As @Alex suggests it is convenient to consider $b_n = a_n+\epsilon$ since you have that $$b_{n+1} - b_n = \sqrt{2 b_n}\,.$$
You have that $b_0 = \epsilon + \sqrt{2\epsilon}$.
Now consider $u(t)$ the solution of the Cauchy problem $$\dot u(t) = \sqrt{2 u(t)}\,;$$ $$u(0) = \epsilon + \sqrt{2\epsilon}\,.$$
You have $$u(t) = \frac{1}{2}\left(t + \sqrt{2}\sqrt{\epsilon+\sqrt{2\epsilon}}\right)^2\,.$$
Now you can show that $a_n\leq u(n)-\epsilon$ for all $n$.

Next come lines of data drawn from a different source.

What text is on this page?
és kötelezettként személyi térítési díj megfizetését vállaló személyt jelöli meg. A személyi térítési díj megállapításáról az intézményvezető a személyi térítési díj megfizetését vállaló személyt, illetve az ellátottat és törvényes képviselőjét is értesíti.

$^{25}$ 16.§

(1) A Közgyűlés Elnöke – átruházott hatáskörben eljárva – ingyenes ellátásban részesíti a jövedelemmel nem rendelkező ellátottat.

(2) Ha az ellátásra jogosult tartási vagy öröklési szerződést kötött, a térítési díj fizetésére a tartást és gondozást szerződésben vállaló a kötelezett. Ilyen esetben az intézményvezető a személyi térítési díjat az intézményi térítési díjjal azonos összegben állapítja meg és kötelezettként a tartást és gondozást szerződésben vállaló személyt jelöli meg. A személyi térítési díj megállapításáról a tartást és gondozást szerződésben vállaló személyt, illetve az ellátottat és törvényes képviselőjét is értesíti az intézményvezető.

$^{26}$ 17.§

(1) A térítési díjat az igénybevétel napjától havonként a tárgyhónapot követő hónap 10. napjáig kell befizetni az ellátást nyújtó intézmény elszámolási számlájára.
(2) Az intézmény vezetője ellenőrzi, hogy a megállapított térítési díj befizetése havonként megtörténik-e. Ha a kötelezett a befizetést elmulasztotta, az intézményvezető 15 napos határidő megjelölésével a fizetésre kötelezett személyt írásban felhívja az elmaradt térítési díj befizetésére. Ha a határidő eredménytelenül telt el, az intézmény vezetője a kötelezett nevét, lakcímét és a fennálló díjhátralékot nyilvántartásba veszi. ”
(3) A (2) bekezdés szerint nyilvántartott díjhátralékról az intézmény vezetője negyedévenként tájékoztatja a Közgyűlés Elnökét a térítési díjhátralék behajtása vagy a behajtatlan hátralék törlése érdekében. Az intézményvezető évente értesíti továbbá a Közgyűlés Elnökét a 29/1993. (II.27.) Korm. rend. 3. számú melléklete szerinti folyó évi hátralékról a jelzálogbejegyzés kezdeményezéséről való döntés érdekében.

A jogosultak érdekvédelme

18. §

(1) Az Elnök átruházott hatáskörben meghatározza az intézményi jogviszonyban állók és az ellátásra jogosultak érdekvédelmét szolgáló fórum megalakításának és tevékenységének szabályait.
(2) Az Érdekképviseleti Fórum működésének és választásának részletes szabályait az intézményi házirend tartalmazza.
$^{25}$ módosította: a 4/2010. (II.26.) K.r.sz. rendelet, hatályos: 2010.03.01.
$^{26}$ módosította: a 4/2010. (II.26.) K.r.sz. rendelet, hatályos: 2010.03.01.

Indeed you have that for each $n$ there exists a $x\in(n,n+1)$ such that $\dot u(x) = u(n+1) - u(n)$. Since $u$ has positive second derivative, $\dot u(x)>\dot u(n)$. By definition of $u$ you have $$u(n+1) - u(n) \geq \dot u(n) = \sqrt{2u(n)}\,.$$
Since $u(0) = b_0$ you have $$u(1) = u(0) + (u(1)-u(0)) \geq u(0) + \sqrt{2u(0)} = b_0+\sqrt{2b_0} = b_1\,.$$ By induction you show that if $u(n)\geq b_n$ then $$u(n+1) = u(n) + (u(n+1)-u(n))\geq u(n) + \sqrt{2u(n)}\geq b_n+\sqrt{2b_n} = b_{n+1}\,.$$
So for all integer $n$ you have $u(n)-\epsilon\geq b_n-\epsilon = a_n$.